In the end, residents did not get the 11th hour reprieve they’d hoped for to spare them from having to leave their homes, where they have been without water since Tuesday morning. Problems of leaking sewage and water, which caused town officials to shut off water service and order the evacuation, were not fixed by the 5 p.m. deadline.
Many of the residents went to a hotel in Augusta that had agreed to give them a discounted rate for one night. They plan to send the bill to John Wilson, the former on-site property manager and current resident who’s been working to find solutions since the park’s owner said he’s unable to afford to fix the problems.
“I’m thankful that John asked for help, because we had no other place to go,” said resident Harley Clifford. “I’m hoping, like John said, that they can have an excavator come in tomorrow and fix the pipe so we can have our water turned back on and live a normal life again.”
The park is owned by Russell Edwards Jr., who told the Kennebec Journal earlier this week that he can’t afford to fix the sewage pump, the pipes or any of the other problems.
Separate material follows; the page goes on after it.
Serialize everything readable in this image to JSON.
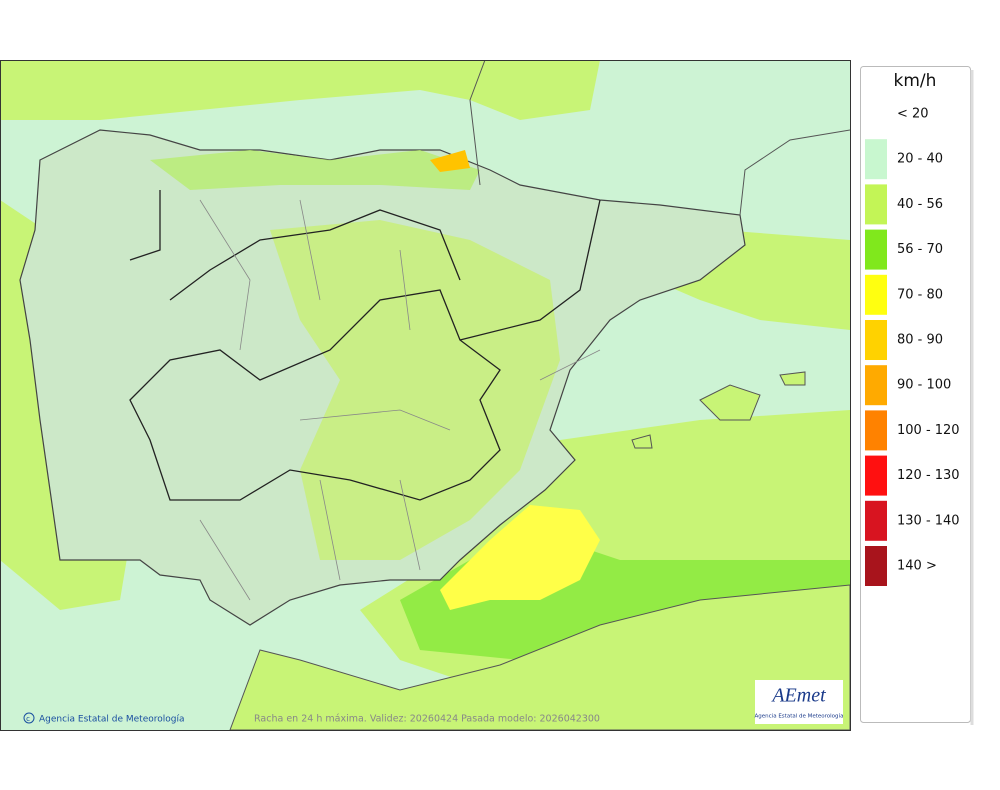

So much water leaks from pipes in the trailer park that it accounts for 10 percent of the total usage in the Richmond Utilities District. According to Superintendent Frank Talbot, water use dropped by about 8,000 gallons after the park’s water was shut off Tuesday.
Wilson believes that the main leak is outside the trailer that Clifford shares with her boyfriend, John Tuttle, and their 3-year-old son. Wilson was not able to get an excavator to dig in the area on Thursday, so Tuttle and two other men did what they could with shovels before having to pack up and vacate the park.
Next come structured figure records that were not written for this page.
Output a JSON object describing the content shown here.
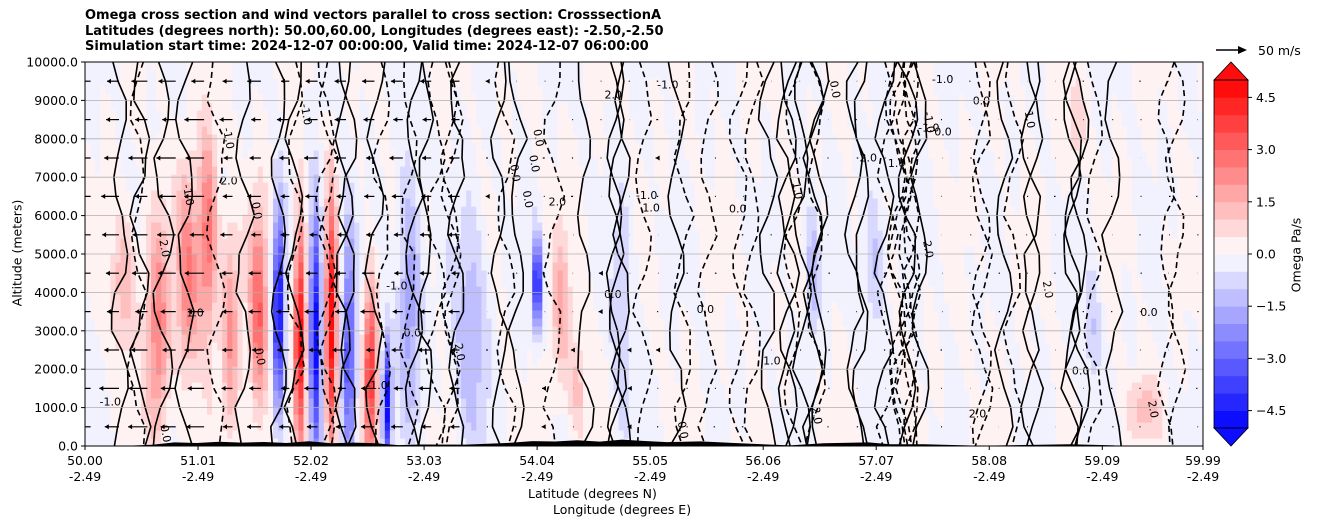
{
  "chart_data": {
    "type": "heatmap",
    "title_lines": [
      "Omega cross section and wind vectors parallel to cross section: CrosssectionA",
      "Latitudes (degrees north): 50.00,60.00, Longitudes (degrees east): -2.50,-2.50",
      "Simulation start time: 2024-12-07 00:00:00, Valid time: 2024-12-07 06:00:00"
    ],
    "ylabel": "Altitude (meters)",
    "xlabel_lat": "Latitude (degrees N)",
    "xlabel_lon": "Longitude (degrees E)",
    "ylim": [
      0,
      10000
    ],
    "xlim": [
      50.0,
      59.99
    ],
    "yticks": [
      {
        "v": 0,
        "label": "0.0"
      },
      {
        "v": 1000,
        "label": "1000.0"
      },
      {
        "v": 2000,
        "label": "2000.0"
      },
      {
        "v": 3000,
        "label": "3000.0"
      },
      {
        "v": 4000,
        "label": "4000.0"
      },
      {
        "v": 5000,
        "label": "5000.0"
      },
      {
        "v": 6000,
        "label": "6000.0"
      },
      {
        "v": 7000,
        "label": "7000.0"
      },
      {
        "v": 8000,
        "label": "8000.0"
      },
      {
        "v": 9000,
        "label": "9000.0"
      },
      {
        "v": 10000,
        "label": "10000.0"
      }
    ],
    "xticks": [
      {
        "v": 50.0,
        "lat": "50.00",
        "lon": "-2.49"
      },
      {
        "v": 51.01,
        "lat": "51.01",
        "lon": "-2.49"
      },
      {
        "v": 52.02,
        "lat": "52.02",
        "lon": "-2.49"
      },
      {
        "v": 53.03,
        "lat": "53.03",
        "lon": "-2.49"
      },
      {
        "v": 54.04,
        "lat": "54.04",
        "lon": "-2.49"
      },
      {
        "v": 55.05,
        "lat": "55.05",
        "lon": "-2.49"
      },
      {
        "v": 56.06,
        "lat": "56.06",
        "lon": "-2.49"
      },
      {
        "v": 57.07,
        "lat": "57.07",
        "lon": "-2.49"
      },
      {
        "v": 58.08,
        "lat": "58.08",
        "lon": "-2.49"
      },
      {
        "v": 59.09,
        "lat": "59.09",
        "lon": "-2.49"
      },
      {
        "v": 59.99,
        "lat": "59.99",
        "lon": "-2.49"
      }
    ],
    "grid": "horizontal",
    "colorbar": {
      "label": "Omega Pa/s",
      "range": [
        -5.0,
        5.0
      ],
      "extend": "both",
      "ticks": [
        {
          "v": 4.5,
          "label": "4.5"
        },
        {
          "v": 3.0,
          "label": "3.0"
        },
        {
          "v": 1.5,
          "label": "1.5"
        },
        {
          "v": 0.0,
          "label": "0.0"
        },
        {
          "v": -1.5,
          "label": "−1.5"
        },
        {
          "v": -3.0,
          "label": "−3.0"
        },
        {
          "v": -4.5,
          "label": "−4.5"
        }
      ],
      "cmap": "bwr",
      "levels": 20
    },
    "quiver_key": {
      "value": 50,
      "label": "50 m/s"
    },
    "contour_labels": [
      "0.0",
      "1.0",
      "-1.0",
      "2.0"
    ],
    "features": [
      {
        "lat": 50.35,
        "alt": 4200,
        "omega": 1.5,
        "width": 0.12,
        "height": 3500
      },
      {
        "lat": 50.65,
        "alt": 3000,
        "omega": 2.5,
        "width": 0.1,
        "height": 5500
      },
      {
        "lat": 50.92,
        "alt": 4500,
        "omega": 2.5,
        "width": 0.1,
        "height": 5000
      },
      {
        "lat": 51.1,
        "alt": 5500,
        "omega": 3.0,
        "width": 0.08,
        "height": 5000
      },
      {
        "lat": 51.3,
        "alt": 3000,
        "omega": 2.0,
        "width": 0.08,
        "height": 5000
      },
      {
        "lat": 51.55,
        "alt": 3500,
        "omega": 3.0,
        "width": 0.08,
        "height": 5000
      },
      {
        "lat": 51.73,
        "alt": 3500,
        "omega": -5.0,
        "width": 0.05,
        "height": 5000
      },
      {
        "lat": 51.92,
        "alt": 3000,
        "omega": 5.0,
        "width": 0.05,
        "height": 5500
      },
      {
        "lat": 52.06,
        "alt": 3000,
        "omega": -5.0,
        "width": 0.05,
        "height": 6000
      },
      {
        "lat": 52.2,
        "alt": 3200,
        "omega": 5.0,
        "width": 0.05,
        "height": 6000
      },
      {
        "lat": 52.36,
        "alt": 2500,
        "omega": -3.5,
        "width": 0.06,
        "height": 6000
      },
      {
        "lat": 52.55,
        "alt": 2000,
        "omega": 4.0,
        "width": 0.06,
        "height": 4500
      },
      {
        "lat": 52.7,
        "alt": 1200,
        "omega": -5.0,
        "width": 0.04,
        "height": 3000
      },
      {
        "lat": 52.9,
        "alt": 4000,
        "omega": -2.0,
        "width": 0.1,
        "height": 6000
      },
      {
        "lat": 53.45,
        "alt": 3000,
        "omega": -1.5,
        "width": 0.15,
        "height": 6000
      },
      {
        "lat": 54.04,
        "alt": 4200,
        "omega": -5.0,
        "width": 0.04,
        "height": 2200
      },
      {
        "lat": 54.25,
        "alt": 3500,
        "omega": 1.5,
        "width": 0.08,
        "height": 4000
      },
      {
        "lat": 54.4,
        "alt": 1500,
        "omega": 1.2,
        "width": 0.08,
        "height": 2500
      },
      {
        "lat": 54.8,
        "alt": 3500,
        "omega": -1.0,
        "width": 0.1,
        "height": 6000
      },
      {
        "lat": 56.5,
        "alt": 4500,
        "omega": -1.5,
        "width": 0.06,
        "height": 3500
      },
      {
        "lat": 57.05,
        "alt": 5000,
        "omega": -1.2,
        "width": 0.1,
        "height": 4000
      },
      {
        "lat": 58.85,
        "alt": 8200,
        "omega": 1.0,
        "width": 0.08,
        "height": 2000
      },
      {
        "lat": 59.45,
        "alt": 1000,
        "omega": 1.2,
        "width": 0.15,
        "height": 1500
      },
      {
        "lat": 59.0,
        "alt": 3000,
        "omega": -1.0,
        "width": 0.08,
        "height": 3000
      }
    ]
  }
}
No authorities arrived to enforce the order to vacate.
Workers from Stanley’s Septic Service arrived shortly before 5 p.m. to pump out the septic tank, install a new pump and run a camera through a pipe to check for leaks.
The private pumping station is supposed to send sewage through about 250 feet of pipe into the utility district’s system, but because of the broken pump the sewage has been overflowing around the station. It has contaminated Mill Brook with E. coli, according to Department of Environmental Protection testing, and Richmond officials were worried it could also contaminate the town’s water supply.
Code Enforcement Officer James Valley, also the plumbing inspector and local health officer, said the pumping station must be fixed and up to code, and Talbot will need to run a pressure test to make sure there are no more substantial leaks in the park. Only then will the water be restored and residents allowed to move back in.
If Wilson and the other residents don’t manage to get that done on Friday, they’ll have to wait until Monday.
Richmond’s town office is closed on Fridays, and Valley will not be working. He said if Talbot, who is working Friday, believes the problems have been fixed and that a full inspection can be done, he may be able to do his inspection on Friday. Valley said neither he nor Talbot will be available on Saturday or Sunday.
“I’m not trying to be the bad guy here, but it’s kind of the thing where if I do it for one person, I’d have to do it for everyone,” Valley said.
As she packed to leave, resident Norma Duperre said she planned to return Friday to feed her cats, and she’s hopeful that she’ll be able to move back in as well. She said until she found out about the hotel, she was planning to stay in her home.
“I was not going to leave,” she said. “I told my daughter I’m going to stand my ground because it’s not my fault.”